More and more garbage cans these days have lids that are plastic and/or permanently attached by hinges. Probably a liberal plot to thwart righteous conservative protest.
Whoah….Jonathan, I urge you to take another try at this post.
First, a cacerolazo is literally a banging of pots and pans, hence cacerola (pan); it's not banging of trash can lids. Second of all, this form of protest became popular in Argentina in the early 80s as a way for women to draw attention to the various "disappeared" at the hands of the authoritarian Argentine regime.
Michelle Bachmann may be certifiably insane, but a cacerolazo was a form of protest from victims of Augusto Pinochet, not his cabinet.
And I'm pretty disappointed that you would confuse protesters for the CIA and Kissinger as the responsible party for Pinochet. Please re-submit.
Pinochet was Chilean
¨R – Insane Asylum¨. The de-institutionalising of mental health care in the 70s or thereabouts closed most asylums. It was supposed to transfer the mentally ill to more civilised ¨community care¨ but in fact threw tens of thousands of men and women with really major problems on to the street – or in some cases apparently Congress. There´s a movement to bring back asylums in the original sense of the word: safe places for people who can´t cope in the world.
HG —
The cacerolazo started in 1973 as a protest against Allende. In the early 80's, the mothers of the disappeared starting using it in a sort of ironic way. But it was originally a right-wing protest against the socialists.
And you are right about the CIA and Kissinger's complicity, but let us not forget that Pinochet had and still has a social base in Chile. It didn't come from nowhere.
James, you're absolutely right. I worked for years serving this population, first delivering meals for people with AIDS (a large portion of which were "triple diagnosed" – AIDS, drug addiction & insanity) in San Francisco, then basically handing out meds in a temp home for the insane in Portland. There is a case to be made for ending the abusive nature of institutionalization and patients' rights, but from what I've seen the pendulum is has done a 180.
So now instead of inhumane institutionalization, we have inhumane de-institutionalization. I can't tell you how many people I saw who were in no shape to manage their lives, let alone their meds. The Tenderloin of SF consists of block after block of slum single-occupancy rooms filled with this population. Nurse Ratchet is now an immigrant Bangladeshi family behind a padlocked office and everything else a patchwork of non-profits struggling to provide services.
I'm sure this situation is repeated again and again in cities across the nation.
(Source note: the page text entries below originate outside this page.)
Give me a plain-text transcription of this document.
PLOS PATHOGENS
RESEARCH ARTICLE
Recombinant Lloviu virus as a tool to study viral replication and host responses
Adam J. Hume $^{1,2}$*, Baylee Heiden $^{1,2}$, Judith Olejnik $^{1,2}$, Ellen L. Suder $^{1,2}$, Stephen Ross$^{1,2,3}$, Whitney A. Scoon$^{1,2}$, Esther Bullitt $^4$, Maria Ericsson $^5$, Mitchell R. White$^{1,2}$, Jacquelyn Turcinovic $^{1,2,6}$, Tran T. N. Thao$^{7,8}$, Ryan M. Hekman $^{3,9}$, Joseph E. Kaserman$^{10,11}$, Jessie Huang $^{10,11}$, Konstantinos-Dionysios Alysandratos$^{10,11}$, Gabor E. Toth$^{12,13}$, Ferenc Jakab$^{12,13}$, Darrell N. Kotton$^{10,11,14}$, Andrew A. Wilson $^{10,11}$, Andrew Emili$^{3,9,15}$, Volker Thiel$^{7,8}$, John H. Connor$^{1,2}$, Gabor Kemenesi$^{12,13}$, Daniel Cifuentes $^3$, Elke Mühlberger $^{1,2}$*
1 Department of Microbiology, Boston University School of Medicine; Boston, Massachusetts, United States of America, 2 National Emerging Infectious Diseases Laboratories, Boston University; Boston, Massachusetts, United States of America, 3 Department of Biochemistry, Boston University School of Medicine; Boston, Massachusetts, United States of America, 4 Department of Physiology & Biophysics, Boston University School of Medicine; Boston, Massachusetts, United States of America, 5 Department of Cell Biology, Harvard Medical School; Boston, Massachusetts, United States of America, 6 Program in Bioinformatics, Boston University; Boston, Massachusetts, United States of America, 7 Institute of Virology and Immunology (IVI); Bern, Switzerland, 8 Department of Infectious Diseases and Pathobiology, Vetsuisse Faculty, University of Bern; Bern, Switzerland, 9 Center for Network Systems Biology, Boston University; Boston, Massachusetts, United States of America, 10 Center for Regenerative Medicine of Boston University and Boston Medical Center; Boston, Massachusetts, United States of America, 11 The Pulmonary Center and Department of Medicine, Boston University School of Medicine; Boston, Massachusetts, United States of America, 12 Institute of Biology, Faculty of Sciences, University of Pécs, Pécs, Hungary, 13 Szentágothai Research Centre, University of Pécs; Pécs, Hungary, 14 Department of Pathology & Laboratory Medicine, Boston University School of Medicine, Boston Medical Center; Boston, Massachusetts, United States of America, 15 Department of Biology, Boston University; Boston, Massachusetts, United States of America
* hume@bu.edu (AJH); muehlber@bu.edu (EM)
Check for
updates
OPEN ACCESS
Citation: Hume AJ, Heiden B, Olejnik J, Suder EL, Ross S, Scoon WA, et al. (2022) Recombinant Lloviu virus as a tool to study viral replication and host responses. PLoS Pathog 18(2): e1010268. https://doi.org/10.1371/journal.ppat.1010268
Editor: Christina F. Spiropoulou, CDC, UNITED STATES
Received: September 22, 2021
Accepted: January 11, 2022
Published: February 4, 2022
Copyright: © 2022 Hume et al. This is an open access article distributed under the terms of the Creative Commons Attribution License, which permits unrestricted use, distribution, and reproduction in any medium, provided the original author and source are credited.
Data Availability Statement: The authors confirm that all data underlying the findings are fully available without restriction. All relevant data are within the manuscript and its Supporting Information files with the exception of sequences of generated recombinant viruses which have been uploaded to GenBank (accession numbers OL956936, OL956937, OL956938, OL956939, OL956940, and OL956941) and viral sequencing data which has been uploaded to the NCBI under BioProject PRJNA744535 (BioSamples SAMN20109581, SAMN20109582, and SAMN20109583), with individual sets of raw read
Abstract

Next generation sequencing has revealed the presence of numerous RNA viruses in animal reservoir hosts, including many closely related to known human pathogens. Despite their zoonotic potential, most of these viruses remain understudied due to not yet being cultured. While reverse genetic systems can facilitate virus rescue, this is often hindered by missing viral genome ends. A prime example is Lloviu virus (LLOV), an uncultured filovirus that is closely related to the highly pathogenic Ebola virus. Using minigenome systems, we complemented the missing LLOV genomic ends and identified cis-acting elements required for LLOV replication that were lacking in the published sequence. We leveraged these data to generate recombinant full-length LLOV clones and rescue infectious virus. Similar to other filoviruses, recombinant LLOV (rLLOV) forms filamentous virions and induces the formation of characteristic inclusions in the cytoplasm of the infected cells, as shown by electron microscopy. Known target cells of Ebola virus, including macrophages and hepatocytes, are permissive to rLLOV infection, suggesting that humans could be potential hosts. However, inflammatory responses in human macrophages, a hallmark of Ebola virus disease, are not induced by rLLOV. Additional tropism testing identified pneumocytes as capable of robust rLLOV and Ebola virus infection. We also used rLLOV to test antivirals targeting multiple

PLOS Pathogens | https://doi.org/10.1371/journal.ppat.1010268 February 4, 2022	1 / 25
And I fear in CA its gonna get real bad real soon. The Moral Midgets are finally coming to preside over a great failing state, and the shit rolling downhill will wipe many over the cliff. Starve the beast is literally being translated into "starve the beasts". And yet they have the nerve to paint horns on Obama.
Zasloff's right. The most notorious "March of the Empty Pots" was held in Dec 1971; they were all part of the campaign that ended w/ Allende's death in the Moneda Palace.
Not to say that the CIA's and Kissinger's complicity could be mitigating.